Posted on:2002-08-22Degree:Ph.DType:Thesis
University:The University of North Carolina at Chapel HillCandidate:Steppe, Timothy FisherFull Text:PDF
GTID:2463390011997423Subject:Biology
Abstract/Summary:
N2 fixation is a strictly, prokaryotic biogeochemical process that converts biologically inert atmospheric N2 into biologically utilizable nitrogen, NH3. Microbial mats provide excellent model systems to study N2 fixation. Mats are laminated ecosystems, comprised of a diverse assemblage of microorganisms. In addition to N2 fixation, other important biogeochemical processes that occur in mats include photosynthesis, sulfate reduction, denitrification, and methanogenesis. In marine environments, mats may be found from the high intertidal to the shallow subtidal. Mats mostly used for this study were located in the high intertidal of a sand flat, part of the Rachel Carson National Estuarine Research Reserve (RCNERR) (Beaufort, N.C., U.S.A.) and the shallow subtidal zone of a subtropical island (Highborne Cay, Exuma, Bahamas).
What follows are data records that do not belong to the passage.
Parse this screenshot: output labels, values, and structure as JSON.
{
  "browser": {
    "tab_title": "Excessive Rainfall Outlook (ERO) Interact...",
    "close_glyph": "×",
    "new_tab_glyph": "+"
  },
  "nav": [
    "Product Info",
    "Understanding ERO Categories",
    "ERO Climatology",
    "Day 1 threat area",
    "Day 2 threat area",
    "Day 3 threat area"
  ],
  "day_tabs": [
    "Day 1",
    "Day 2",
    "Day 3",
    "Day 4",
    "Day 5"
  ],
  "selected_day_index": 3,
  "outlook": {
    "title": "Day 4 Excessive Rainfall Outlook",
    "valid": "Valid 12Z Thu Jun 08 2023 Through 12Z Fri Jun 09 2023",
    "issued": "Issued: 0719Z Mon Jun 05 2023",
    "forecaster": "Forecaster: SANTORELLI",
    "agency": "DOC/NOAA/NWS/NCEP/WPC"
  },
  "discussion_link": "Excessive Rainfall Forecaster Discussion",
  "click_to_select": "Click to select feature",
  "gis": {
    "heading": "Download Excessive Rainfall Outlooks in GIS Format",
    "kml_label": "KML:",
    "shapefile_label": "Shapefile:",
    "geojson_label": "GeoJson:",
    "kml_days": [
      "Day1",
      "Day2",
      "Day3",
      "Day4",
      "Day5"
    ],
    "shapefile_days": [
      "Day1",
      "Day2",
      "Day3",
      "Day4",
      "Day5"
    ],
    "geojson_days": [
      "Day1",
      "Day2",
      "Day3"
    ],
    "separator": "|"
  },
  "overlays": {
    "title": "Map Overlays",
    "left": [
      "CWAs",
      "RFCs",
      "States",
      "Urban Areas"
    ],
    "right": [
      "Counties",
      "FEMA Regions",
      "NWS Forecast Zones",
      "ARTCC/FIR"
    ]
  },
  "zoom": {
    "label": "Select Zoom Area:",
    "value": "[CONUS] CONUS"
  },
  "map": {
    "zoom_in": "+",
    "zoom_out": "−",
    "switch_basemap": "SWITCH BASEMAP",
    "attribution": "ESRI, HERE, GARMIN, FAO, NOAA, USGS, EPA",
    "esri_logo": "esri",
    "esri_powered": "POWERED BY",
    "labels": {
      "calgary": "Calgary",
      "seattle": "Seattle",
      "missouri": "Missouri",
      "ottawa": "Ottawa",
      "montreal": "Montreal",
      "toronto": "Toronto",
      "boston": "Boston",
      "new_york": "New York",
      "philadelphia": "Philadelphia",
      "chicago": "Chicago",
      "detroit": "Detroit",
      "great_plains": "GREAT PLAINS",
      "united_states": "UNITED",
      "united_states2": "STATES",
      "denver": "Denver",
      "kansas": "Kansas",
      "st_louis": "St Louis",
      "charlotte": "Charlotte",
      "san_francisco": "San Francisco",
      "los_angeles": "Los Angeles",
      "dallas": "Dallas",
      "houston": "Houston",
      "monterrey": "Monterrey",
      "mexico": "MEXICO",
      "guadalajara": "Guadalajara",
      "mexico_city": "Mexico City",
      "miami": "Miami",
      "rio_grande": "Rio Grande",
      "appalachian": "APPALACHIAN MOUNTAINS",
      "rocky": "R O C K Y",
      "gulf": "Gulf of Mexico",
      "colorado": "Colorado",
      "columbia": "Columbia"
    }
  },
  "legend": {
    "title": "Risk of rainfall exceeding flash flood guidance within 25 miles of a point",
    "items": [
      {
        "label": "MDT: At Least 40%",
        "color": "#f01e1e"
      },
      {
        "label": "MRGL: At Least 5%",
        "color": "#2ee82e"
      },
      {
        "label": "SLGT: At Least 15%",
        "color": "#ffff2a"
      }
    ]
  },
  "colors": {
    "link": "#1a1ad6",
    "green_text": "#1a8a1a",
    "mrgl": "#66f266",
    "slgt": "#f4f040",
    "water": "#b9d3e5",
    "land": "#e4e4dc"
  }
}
Rate measurements of N2 fixation (acetylene reduction), photosynthesis, and sulfate reduction (RCNERR mats only) and the response of these processes to metabolic inhibitors was combined with the use of molecular genetic tools to investigate the environmental, physiological, and population level mechanisms that enable and regulate N2 fixation in these mats. For the RCNERR mats, several distinct diel patterns of N 2 fixation were observed that could be related to different physiological mechanisms. Analysis of DNA and RNA provided evidence to suggest that N 2 fixation in the RCNERR mats is a highly dynamic process that cannot be solely attributed to one specific group of organisms. Sulfate-reducing bacteria contributed to N2 fixation. Similar to the RCNERR mats, the Highborne Cay mats contained a diverse assemblage of diazotrophs, but patterns of N2 fixation were not as dynamic. Fossil evidence and the antiquity of both stromatolites and N2 fixation suggest the possibility that diazotrophs could have been key components of stromatolites during the Precambrian.